Para Karoline Postel-Vinay, especialista em narrativas nas relações internacionais do Instituto de Estudos Políticos de Paris, a política 'tem horror à zona vaga das incertezas'
Fernando Eichenberg, especial para O Globo
PARIS – Diante das incertezas científicas que cercam a pandemia da Covid-19, multiplicam-se as narrativas políticas que buscam, por necessidade ou oportunidade, conferir coerência ao enfrentamento da crise, observa a cientista política Karoline Postel-Vinay. Especialista no estudo de narrativas nas relações internacionais, tema de seu próximo ensaio, a analista do Instituto de Estudos Políticos de Paris (Sciences-Po) afirma que a política “tem horror à zona vaga de incertezas”, terreno no qual não sobrevive.

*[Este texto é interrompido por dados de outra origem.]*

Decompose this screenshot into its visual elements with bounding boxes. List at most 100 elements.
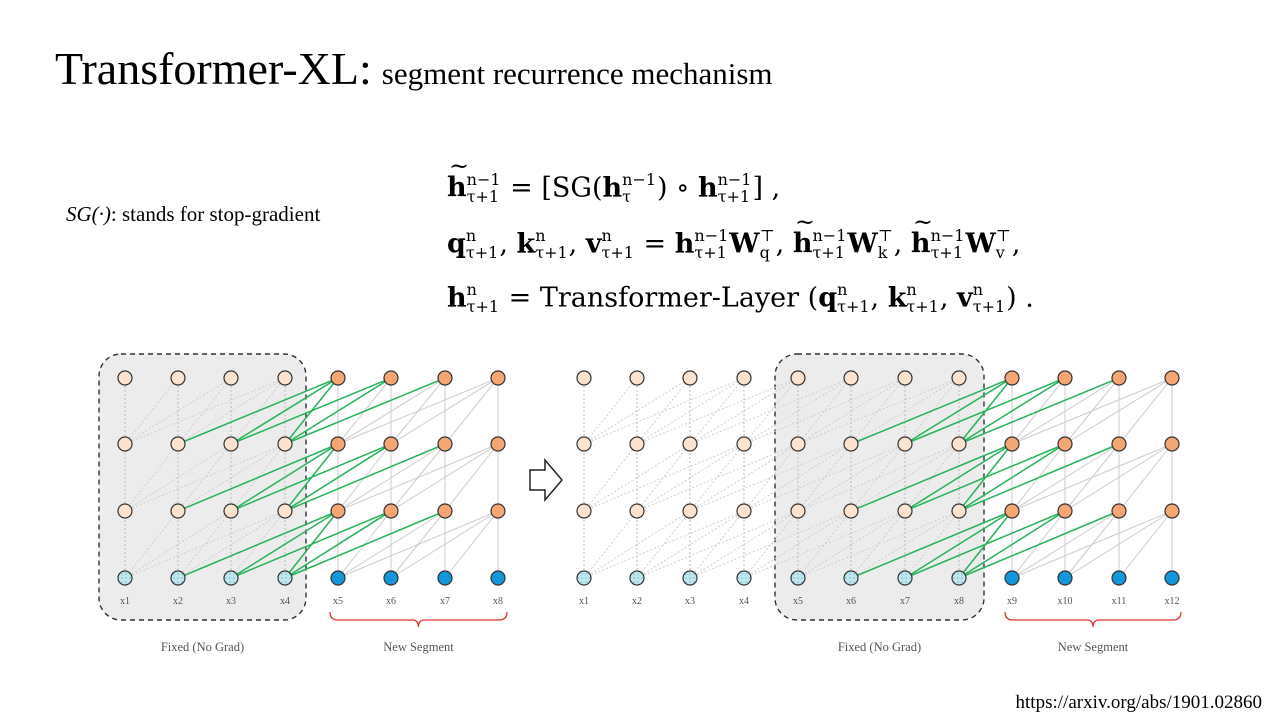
right-context-edge bbox=[636, 510, 745, 579]
left-hidden-node bbox=[223, 503, 239, 519]
right-hidden-node bbox=[1004, 370, 1020, 386]
right-fixed-segment-box bbox=[774, 353, 985, 621]
right-hidden-node bbox=[1004, 436, 1020, 452]
left-token-label: x2 bbox=[173, 596, 183, 607]
left-hidden-node bbox=[117, 370, 133, 386]
equation-3: h n τ+1 = Transformer-Layer (q n τ+1, k n τ+1,… bbox=[447, 280, 1034, 316]
left-hidden-node bbox=[170, 436, 186, 452]
right-context-edge bbox=[689, 510, 852, 579]
right-hidden-node bbox=[576, 436, 592, 452]
left-hidden-node bbox=[437, 370, 453, 386]
right-hidden-node bbox=[736, 370, 752, 386]
right-hidden-node bbox=[576, 503, 592, 519]
left-context-edge bbox=[124, 510, 286, 579]
right-input-node bbox=[843, 570, 859, 586]
right-context-edge bbox=[636, 510, 691, 579]
left-hidden-node bbox=[223, 436, 239, 452]
left-input-node bbox=[170, 570, 186, 586]
right-attention-edge bbox=[904, 377, 1066, 445]
right-attention-edge bbox=[904, 443, 1013, 512]
right-input-node bbox=[682, 570, 698, 586]
left-input-node bbox=[490, 570, 506, 586]
right-input-node bbox=[951, 570, 967, 586]
left-attention-edge bbox=[230, 510, 339, 579]
right-context-edge bbox=[797, 510, 906, 579]
sg-text: : stands for stop-gradient bbox=[110, 202, 321, 226]
left-input-node bbox=[437, 570, 453, 586]
right-hidden-node bbox=[629, 436, 645, 452]
left-attention-edge bbox=[230, 377, 339, 445]
left-attention-edge bbox=[230, 443, 339, 512]
sg-symbol: SG(·) bbox=[66, 202, 111, 226]
left-context-edge bbox=[124, 377, 286, 445]
right-context-edge bbox=[743, 377, 852, 445]
right-hidden-node bbox=[629, 503, 645, 519]
right-context-edge bbox=[636, 443, 799, 512]
left-context-edge bbox=[124, 443, 286, 512]
right-attention-edge bbox=[958, 443, 1120, 512]
right-token-label: x8 bbox=[954, 596, 964, 607]
next-step-arrow-icon bbox=[529, 457, 563, 503]
right-token-label: x12 bbox=[1165, 596, 1180, 607]
left-fixed-label: Fixed (No Grad) bbox=[161, 640, 244, 654]
right-context-edge bbox=[636, 377, 799, 445]
right-attention-edge bbox=[958, 443, 1066, 512]
right-input-node bbox=[736, 570, 752, 586]
right-context-edge bbox=[636, 377, 691, 445]
equation-1: hn−1τ+1 = [SG(hn−1τ) ∘ hn−1τ+1] , bbox=[447, 154, 780, 206]
left-context-edge bbox=[337, 510, 499, 579]
left-fixed-segment-box bbox=[98, 353, 307, 621]
right-context-edge bbox=[1064, 443, 1173, 512]
right-context-edge bbox=[689, 377, 799, 445]
left-context-edge bbox=[337, 443, 446, 512]
left-token-label: x8 bbox=[493, 596, 503, 607]
left-hidden-node bbox=[383, 436, 399, 452]
right-hidden-node bbox=[736, 503, 752, 519]
left-hidden-node bbox=[383, 370, 399, 386]
right-context-edge bbox=[850, 377, 960, 445]
right-context-edge bbox=[743, 443, 906, 512]
right-context-edge bbox=[689, 510, 745, 579]
right-context-edge bbox=[850, 510, 960, 579]
right-context-edge bbox=[1011, 377, 1173, 445]
right-hidden-node bbox=[790, 436, 806, 452]
right-hidden-node bbox=[951, 370, 967, 386]
right-context-edge bbox=[583, 443, 638, 512]
left-attention-edge bbox=[284, 510, 446, 579]
right-hidden-node bbox=[1164, 436, 1180, 452]
right-token-label: x10 bbox=[1058, 596, 1073, 607]
right-token-label: x6 bbox=[846, 596, 856, 607]
right-context-edge bbox=[743, 510, 852, 579]
right-context-edge bbox=[743, 443, 852, 512]
left-hidden-node bbox=[277, 370, 293, 386]
right-context-edge bbox=[1011, 510, 1120, 579]
right-attention-edge bbox=[904, 510, 1066, 579]
left-new-segment-label: New Segment bbox=[383, 640, 454, 654]
left-context-edge bbox=[124, 377, 232, 445]
right-context-edge bbox=[850, 443, 960, 512]
right-context-edge bbox=[636, 510, 799, 579]
right-hidden-node bbox=[897, 503, 913, 519]
right-attention-edge bbox=[958, 377, 1120, 445]
right-hidden-node bbox=[1111, 370, 1127, 386]
right-attention-edge bbox=[958, 510, 1066, 579]
right-hidden-node bbox=[576, 370, 592, 386]
left-hidden-node bbox=[330, 370, 346, 386]
left-hidden-node bbox=[117, 503, 133, 519]
left-attention-edge bbox=[177, 443, 339, 512]
title-sub: segment recurrence mechanism bbox=[381, 56, 773, 91]
right-context-edge bbox=[1118, 510, 1173, 579]
left-hidden-node bbox=[170, 370, 186, 386]
equation-2: qnτ+1, knτ+1, vnτ+1 = hn−1τ+1W⊤q, hn−1τ+… bbox=[447, 210, 1020, 262]
right-input-node bbox=[1111, 570, 1127, 586]
left-attention-edge bbox=[230, 510, 392, 579]
left-context-edge bbox=[390, 510, 499, 579]
left-attention-edge bbox=[177, 377, 339, 445]
left-input-node bbox=[330, 570, 346, 586]
right-attention-edge bbox=[904, 510, 1013, 579]
right-hidden-node bbox=[951, 436, 967, 452]
right-token-label: x11 bbox=[1112, 596, 1127, 607]
left-attention-edge bbox=[284, 377, 446, 445]
left-token-label: x5 bbox=[333, 596, 343, 607]
right-hidden-node bbox=[1057, 503, 1073, 519]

No caos mundial provocado pelo coronavírus, governos nacionais, organismos internacionais e movimentos de opinião criam seus próprios discursos, em uma “batalha de influências” que, segundo prevê, será ainda mais acirrada no período pós-crise.
Qual a diferença entre as narrativas políticas por necessidade e por oportunidade nesta crise pandêmica?

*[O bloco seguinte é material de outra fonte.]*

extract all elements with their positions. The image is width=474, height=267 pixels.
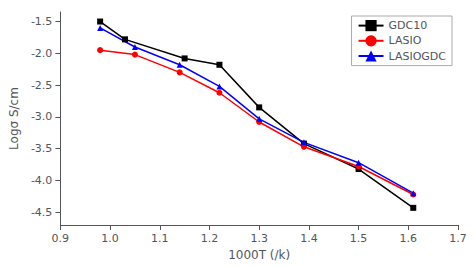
svg-text:1.1: 1.1 [151, 232, 169, 245]
svg-text:1.0: 1.0 [101, 232, 119, 245]
svg-text:1.3: 1.3 [250, 232, 268, 245]
svg-text:-3.5: -3.5 [31, 142, 52, 155]
svg-text:Logσ S/cm: Logσ S/cm [7, 87, 21, 150]
svg-text:1.4: 1.4 [300, 232, 318, 245]
svg-text:1000T (/k): 1000T (/k) [228, 248, 290, 262]
svg-text:-2.5: -2.5 [31, 79, 52, 92]
svg-text:1.5: 1.5 [350, 232, 368, 245]
svg-text:LASIO: LASIO [389, 34, 422, 47]
svg-text:LASIOGDC: LASIOGDC [389, 50, 447, 63]
svg-text:1.6: 1.6 [400, 232, 418, 245]
svg-text:1.7: 1.7 [449, 232, 467, 245]
svg-text:-2.0: -2.0 [31, 47, 52, 60]
svg-text:0.9: 0.9 [52, 232, 70, 245]
svg-text:GDC10: GDC10 [389, 19, 428, 32]
svg-text:-4.0: -4.0 [31, 174, 52, 187]
svg-text:-4.5: -4.5 [31, 206, 52, 219]
svg-text:-3.0: -3.0 [31, 110, 52, 123]
svg-text:1.2: 1.2 [201, 232, 219, 245]
svg-text:-1.5: -1.5 [31, 15, 52, 28]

A necessidade ocorre quando há políticas públicas a serem aplicadas, porque a saúde é um setor soberano, e os governos nacionais são os primeiros a terem de agir. As organizações internacionais também, como o Banco Mundial ou a União Europeia (UE), mas não estão linha de frente. A Organização Mundial da Saúde (OMS) não aplica políticas públicas, envia mensagens e recomendações. Existe a necessidade de uma aplicação de políticas públicas, com coerência, enquanto ainda não se têm todos os dados científicos e há grandes zonas de incertezas.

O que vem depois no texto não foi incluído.